Here’s one more look at where they stand on the key issues.
What can you do to curb violent crime compared to previous administrations? What specific ideas do you have?
Justus: It means more police officers dedicated to protecting and building trust in neighborhoods. But it also means focusing on innovative and systemic changes that are proven to work.
In my Neighborhoods First Agenda, which readers can find at www.justusforkc.com/neighborhoods, I provide action-oriented details that divide into several categories: Foster A Fairer Criminal Justice System; Address Mental Health Issues; Support Equity through Diversity on the Police Force; Data-Driven Policing; and Pursuing Illegal & Stolen Guns.
We need a greater focus on specialty courts and re-entry services for ex-offenders. We know how to reduce recidivism when we commit the resources to do it.
Just like I did when I drafted historic criminal justice reform legislation as a state senator, I will work with stakeholders (victims and their advocates, police, prosecutors, the judiciary, civil rights advocates, the defense bar, social workers and mental health professionals) to craft innovative strategies and tactics. This kind of collaboration is not easy, but it is necessary. This is not just “talk”—this is organizing for action.

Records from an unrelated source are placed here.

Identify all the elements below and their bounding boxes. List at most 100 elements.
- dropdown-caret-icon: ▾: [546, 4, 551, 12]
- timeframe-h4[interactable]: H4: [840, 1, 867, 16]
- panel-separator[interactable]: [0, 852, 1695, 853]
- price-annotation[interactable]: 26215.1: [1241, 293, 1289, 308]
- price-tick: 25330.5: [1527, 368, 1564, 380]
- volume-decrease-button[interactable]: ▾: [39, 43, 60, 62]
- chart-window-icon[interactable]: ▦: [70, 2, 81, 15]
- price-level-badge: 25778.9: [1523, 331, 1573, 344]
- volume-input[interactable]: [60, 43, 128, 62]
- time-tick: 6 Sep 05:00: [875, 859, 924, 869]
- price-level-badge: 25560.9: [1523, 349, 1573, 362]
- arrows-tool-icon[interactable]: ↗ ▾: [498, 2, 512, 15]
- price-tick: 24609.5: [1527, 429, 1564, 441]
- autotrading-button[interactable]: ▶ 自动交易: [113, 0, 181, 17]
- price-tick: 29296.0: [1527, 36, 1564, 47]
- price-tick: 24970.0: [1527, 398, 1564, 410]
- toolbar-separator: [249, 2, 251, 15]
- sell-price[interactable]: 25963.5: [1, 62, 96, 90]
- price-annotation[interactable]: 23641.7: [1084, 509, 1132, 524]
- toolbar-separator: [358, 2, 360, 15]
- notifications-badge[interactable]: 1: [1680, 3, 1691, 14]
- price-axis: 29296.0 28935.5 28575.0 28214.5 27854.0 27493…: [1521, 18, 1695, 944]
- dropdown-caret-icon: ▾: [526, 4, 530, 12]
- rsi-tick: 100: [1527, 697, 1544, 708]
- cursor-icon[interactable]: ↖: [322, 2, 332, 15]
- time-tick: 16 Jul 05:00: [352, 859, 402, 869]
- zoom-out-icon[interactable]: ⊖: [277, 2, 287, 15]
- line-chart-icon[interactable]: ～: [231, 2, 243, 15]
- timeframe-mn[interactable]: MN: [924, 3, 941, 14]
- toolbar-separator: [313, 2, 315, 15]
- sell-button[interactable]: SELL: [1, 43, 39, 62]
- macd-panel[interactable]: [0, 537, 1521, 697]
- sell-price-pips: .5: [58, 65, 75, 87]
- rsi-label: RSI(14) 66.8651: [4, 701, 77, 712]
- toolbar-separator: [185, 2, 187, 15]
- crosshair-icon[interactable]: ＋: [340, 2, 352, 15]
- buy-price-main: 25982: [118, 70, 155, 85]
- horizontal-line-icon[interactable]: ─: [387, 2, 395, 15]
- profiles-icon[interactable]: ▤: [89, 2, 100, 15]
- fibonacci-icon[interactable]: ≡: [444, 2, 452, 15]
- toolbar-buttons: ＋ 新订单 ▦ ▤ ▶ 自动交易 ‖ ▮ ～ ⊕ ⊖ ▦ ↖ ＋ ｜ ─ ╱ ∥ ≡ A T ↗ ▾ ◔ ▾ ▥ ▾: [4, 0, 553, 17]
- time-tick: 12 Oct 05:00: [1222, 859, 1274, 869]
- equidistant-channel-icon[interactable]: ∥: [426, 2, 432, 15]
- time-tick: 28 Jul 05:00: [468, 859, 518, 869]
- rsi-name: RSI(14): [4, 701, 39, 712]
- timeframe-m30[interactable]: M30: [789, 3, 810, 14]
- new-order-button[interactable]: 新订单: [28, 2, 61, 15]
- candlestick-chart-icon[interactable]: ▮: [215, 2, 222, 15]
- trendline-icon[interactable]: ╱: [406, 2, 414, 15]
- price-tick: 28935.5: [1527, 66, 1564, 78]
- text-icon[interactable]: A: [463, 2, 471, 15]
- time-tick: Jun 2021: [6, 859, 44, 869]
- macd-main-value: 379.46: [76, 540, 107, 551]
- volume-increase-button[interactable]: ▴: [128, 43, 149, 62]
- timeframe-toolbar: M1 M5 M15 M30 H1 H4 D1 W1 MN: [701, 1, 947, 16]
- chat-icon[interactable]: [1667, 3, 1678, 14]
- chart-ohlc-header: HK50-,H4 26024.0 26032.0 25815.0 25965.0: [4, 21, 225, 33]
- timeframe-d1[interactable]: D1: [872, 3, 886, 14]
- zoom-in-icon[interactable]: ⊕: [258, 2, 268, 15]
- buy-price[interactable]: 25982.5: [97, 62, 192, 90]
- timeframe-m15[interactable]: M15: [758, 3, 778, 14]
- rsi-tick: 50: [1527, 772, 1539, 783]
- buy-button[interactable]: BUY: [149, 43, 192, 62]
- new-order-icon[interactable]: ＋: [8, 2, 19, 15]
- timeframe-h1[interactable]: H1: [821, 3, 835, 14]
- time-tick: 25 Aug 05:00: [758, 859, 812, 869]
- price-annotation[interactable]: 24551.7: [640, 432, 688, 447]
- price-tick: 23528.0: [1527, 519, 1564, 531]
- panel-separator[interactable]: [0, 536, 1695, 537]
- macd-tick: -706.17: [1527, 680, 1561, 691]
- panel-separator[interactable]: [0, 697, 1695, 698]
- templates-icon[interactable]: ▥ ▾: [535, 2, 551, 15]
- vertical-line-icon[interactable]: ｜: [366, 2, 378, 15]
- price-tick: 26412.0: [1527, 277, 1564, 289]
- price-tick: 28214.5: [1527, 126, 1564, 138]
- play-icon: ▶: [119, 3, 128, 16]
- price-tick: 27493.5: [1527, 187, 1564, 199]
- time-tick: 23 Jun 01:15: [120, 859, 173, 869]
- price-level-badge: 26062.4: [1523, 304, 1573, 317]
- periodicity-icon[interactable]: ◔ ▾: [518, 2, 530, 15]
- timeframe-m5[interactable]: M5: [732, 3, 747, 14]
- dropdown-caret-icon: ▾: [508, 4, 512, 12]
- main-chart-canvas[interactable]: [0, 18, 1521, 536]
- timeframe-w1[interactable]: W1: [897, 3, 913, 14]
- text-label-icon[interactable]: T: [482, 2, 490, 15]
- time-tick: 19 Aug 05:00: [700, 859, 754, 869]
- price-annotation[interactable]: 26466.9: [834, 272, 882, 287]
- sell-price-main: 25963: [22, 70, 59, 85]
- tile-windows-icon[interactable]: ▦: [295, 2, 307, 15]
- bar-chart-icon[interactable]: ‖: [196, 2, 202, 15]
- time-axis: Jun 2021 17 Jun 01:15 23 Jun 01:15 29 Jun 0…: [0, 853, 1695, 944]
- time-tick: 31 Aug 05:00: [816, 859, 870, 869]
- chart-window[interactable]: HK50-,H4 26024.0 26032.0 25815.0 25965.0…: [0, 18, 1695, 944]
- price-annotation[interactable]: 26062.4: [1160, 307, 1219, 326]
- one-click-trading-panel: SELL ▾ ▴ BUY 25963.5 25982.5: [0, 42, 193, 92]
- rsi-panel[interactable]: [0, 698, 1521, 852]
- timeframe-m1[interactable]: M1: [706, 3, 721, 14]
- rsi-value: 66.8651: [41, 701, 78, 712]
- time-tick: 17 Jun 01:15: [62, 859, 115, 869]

Lucas: Create funding for more neighborhood officers, a key step to building relationships and providing a positive community presence. That’s in stark contrast to forcing officers to spend evenings driving from call-to-call without time to fully assess community needs and impacts. Invest in more detectives to improve clearance rates in homicides, violent (gun) crime, and sexual assault offenses.
Beyond merely treating violent crime as a public health issue, the City should direct Health Levy funds to behavioral health treatment and outreach to victims, survivors, and communities. Many of our shootings are retaliation. Rather than having officers respond to murder scenes, we should support funding of more health workers to treat the issue before further violence.
Reduce or eliminate incarceration for certain non-violent municipal ordinance violations, following voters’ passage by a 3-to-1 margin of reduced penalties for minor marijuana offenses in 2017. Provide more treatment for addiction services.